Shooting with an optional external flash makes P-TTL flash available, which fires a pre-flash to calculate the right exposure for the subject at hand before the photo is actually taken, and should produce a more accurate reading. With the AF540FGZ or AF360FGZ flash units, you can set the sync speed higher than the 1/180 second limit on the built-in flash. Wireless flash control is also available, using the built-in flash or one of the two listed above, along with a compatible external unit.
There is a single jack, located on the left side of the camera, with a proprietary connection for data and AV output. Unfortunately, the cable required to connect to a TV isn't included in the box, requiring an additional $14.95 purchase (if you can find the I-AVC7 cable at all).

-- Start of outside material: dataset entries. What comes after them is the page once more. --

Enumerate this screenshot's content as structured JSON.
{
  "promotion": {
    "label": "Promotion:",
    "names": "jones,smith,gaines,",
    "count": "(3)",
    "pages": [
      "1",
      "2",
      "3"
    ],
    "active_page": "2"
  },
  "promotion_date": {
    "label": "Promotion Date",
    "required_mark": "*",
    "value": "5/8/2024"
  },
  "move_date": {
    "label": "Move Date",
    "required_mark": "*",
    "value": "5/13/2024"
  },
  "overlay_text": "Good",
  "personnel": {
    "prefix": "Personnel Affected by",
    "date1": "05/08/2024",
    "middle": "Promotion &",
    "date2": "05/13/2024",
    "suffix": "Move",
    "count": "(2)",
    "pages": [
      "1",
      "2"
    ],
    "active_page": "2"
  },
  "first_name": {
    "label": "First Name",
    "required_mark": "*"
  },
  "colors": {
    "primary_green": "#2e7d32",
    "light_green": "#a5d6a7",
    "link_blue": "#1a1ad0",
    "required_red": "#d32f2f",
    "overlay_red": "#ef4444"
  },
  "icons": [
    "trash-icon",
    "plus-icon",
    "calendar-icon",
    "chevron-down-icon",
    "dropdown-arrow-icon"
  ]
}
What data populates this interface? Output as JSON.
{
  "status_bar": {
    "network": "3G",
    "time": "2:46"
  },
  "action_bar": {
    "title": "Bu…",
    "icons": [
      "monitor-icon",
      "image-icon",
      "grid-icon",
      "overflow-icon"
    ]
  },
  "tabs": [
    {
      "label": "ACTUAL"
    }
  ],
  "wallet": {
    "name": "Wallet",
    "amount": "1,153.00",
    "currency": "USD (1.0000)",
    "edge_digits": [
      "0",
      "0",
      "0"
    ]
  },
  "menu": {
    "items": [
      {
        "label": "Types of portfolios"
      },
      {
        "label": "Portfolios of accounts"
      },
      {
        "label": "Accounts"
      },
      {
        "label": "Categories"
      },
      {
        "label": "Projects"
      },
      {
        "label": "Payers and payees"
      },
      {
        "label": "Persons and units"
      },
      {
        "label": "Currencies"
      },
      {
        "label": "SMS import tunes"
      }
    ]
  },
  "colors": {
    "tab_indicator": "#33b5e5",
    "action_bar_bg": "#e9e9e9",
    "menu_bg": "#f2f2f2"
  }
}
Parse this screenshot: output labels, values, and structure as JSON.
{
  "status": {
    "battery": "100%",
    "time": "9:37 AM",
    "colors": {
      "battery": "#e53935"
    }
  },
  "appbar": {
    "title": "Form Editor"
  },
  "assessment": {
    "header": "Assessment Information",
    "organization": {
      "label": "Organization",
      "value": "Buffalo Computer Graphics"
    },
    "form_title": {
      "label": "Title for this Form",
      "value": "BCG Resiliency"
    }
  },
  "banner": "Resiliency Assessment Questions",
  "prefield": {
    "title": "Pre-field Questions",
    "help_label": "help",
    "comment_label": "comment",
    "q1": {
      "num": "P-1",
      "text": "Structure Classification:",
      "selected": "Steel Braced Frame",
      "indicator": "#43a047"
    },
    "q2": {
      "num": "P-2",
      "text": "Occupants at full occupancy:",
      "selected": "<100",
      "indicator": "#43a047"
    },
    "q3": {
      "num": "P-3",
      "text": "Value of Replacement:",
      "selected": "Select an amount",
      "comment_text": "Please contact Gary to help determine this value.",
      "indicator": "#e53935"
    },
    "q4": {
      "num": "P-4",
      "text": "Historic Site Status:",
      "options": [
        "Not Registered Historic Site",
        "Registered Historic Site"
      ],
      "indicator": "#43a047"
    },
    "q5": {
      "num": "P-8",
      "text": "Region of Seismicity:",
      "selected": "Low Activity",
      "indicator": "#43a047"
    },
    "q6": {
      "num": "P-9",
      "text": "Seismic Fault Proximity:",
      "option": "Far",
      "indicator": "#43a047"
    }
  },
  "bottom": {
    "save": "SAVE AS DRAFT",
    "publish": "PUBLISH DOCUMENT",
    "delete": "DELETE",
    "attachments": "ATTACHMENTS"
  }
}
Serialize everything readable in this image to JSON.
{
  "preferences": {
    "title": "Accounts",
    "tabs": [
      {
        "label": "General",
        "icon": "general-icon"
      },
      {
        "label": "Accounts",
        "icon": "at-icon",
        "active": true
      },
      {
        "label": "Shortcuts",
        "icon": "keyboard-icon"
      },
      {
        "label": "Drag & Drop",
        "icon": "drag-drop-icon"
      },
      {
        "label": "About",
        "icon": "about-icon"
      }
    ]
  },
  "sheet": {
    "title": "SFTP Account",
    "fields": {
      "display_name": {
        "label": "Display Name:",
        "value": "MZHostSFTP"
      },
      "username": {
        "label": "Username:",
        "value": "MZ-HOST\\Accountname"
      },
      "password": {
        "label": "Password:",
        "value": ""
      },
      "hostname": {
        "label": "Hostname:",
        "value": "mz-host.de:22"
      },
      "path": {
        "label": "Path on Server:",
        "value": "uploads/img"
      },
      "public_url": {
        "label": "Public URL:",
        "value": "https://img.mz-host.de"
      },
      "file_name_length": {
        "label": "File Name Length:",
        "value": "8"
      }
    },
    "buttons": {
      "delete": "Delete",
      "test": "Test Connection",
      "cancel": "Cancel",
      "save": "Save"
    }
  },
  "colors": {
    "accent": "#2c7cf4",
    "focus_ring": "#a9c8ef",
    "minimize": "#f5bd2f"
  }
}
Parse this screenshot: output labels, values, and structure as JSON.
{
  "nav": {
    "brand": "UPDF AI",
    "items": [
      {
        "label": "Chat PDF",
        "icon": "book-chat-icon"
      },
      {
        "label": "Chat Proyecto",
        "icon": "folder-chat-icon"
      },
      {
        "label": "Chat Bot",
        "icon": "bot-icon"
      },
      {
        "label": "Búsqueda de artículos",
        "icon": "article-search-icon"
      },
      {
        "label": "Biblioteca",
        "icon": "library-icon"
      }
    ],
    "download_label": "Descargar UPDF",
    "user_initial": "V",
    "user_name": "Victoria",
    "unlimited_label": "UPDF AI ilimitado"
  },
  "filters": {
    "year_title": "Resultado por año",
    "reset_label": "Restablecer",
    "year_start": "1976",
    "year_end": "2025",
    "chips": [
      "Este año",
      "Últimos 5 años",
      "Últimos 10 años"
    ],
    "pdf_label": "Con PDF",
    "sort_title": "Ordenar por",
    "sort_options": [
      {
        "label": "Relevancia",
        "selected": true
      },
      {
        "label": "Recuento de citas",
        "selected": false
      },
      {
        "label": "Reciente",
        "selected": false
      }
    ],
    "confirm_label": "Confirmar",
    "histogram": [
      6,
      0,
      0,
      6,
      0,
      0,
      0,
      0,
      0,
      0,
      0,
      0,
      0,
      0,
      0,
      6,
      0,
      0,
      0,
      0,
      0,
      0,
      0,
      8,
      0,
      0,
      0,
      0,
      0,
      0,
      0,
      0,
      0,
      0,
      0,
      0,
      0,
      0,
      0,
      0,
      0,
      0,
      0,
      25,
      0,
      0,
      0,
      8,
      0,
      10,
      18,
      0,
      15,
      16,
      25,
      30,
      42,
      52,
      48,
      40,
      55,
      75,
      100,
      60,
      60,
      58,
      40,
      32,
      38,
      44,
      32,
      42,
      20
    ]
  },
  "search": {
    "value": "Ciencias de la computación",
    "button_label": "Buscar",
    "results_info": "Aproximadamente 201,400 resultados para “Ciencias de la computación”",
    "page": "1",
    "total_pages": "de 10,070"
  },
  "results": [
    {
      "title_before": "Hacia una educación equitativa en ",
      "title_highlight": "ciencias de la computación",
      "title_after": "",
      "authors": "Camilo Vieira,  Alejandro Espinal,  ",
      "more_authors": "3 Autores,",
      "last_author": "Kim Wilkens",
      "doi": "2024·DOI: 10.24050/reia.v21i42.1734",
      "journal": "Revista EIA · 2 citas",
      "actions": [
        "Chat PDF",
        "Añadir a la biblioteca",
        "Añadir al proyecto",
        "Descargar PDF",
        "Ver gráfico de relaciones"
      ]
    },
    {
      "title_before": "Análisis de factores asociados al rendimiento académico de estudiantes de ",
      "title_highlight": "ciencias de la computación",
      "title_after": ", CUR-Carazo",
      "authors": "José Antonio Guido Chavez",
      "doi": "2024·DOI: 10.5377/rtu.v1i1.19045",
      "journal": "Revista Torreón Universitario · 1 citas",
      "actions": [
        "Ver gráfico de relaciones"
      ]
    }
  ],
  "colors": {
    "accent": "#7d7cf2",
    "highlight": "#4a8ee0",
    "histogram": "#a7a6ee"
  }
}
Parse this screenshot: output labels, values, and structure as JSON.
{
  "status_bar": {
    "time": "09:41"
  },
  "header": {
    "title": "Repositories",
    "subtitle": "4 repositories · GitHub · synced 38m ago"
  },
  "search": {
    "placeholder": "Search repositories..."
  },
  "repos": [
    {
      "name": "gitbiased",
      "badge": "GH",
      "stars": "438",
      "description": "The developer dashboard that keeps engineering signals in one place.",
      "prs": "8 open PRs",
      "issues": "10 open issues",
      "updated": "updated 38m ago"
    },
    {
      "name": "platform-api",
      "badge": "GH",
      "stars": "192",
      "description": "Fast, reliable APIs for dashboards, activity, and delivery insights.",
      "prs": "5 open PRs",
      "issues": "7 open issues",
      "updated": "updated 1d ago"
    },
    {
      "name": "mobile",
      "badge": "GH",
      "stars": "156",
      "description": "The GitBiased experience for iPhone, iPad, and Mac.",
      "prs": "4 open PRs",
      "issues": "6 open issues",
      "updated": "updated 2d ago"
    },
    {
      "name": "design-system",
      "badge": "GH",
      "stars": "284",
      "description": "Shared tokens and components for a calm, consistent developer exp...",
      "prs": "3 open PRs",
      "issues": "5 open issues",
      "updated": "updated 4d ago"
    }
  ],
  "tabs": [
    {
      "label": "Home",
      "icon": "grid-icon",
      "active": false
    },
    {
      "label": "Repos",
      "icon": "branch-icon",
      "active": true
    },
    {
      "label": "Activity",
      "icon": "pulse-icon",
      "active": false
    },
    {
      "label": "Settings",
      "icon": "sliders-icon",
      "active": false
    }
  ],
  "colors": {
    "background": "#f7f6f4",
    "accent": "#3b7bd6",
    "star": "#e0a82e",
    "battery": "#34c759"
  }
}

This was less of an issue with previous Pentax SLRs, but this one has video recording capability, so output to a TV set is a pretty mainstream activity. Also missing is an HDMI port for connecting to a high-def TV, despite the fact that the K-x does shoot in 720p video mode.
Unlike most SLRs, the Pentax K-x runs on 4 AA batteries (it comes with a set of Energizer Ultimate Lithium AAs).
Pentax claims that without flash you'll get 210 shots with a set of regular alkaline batteries, 1900 shots with pricey lithium disposables, and 640 per charge with rechargeable NiMH (nickel metal hydride) cells. In our initial testing, though, we blew through a set of regular alkalines much faster, and even the expensive lithium disposables didn't come close to 1900 shots. In early December, though, the company introduced a firmware upgrade primarily devoted to addressing just this problem. After upgrading the camera to version 1.01, battery life increased dramatically, approaching the manufacturer's initial claims. That said, we still recommend springing for a set of rechargeable NiMH batteries, since standard alkalines offer limited shooting capacity and the admittedly long-life lithium disposables go for about $15 for a set of four. Radio Shack is currently selling a package with four store-brand NiMH AAs and charger for $30.
Pentax also offers an optional AC adapter kit, K-AC84 ($65), with a battery-shaped coupler that fits in the compartment, which has a notch for the cable when the compartment door is closed.
The K-x uses SD/SDHC memory cards, the usual choice for compact digital SLRs.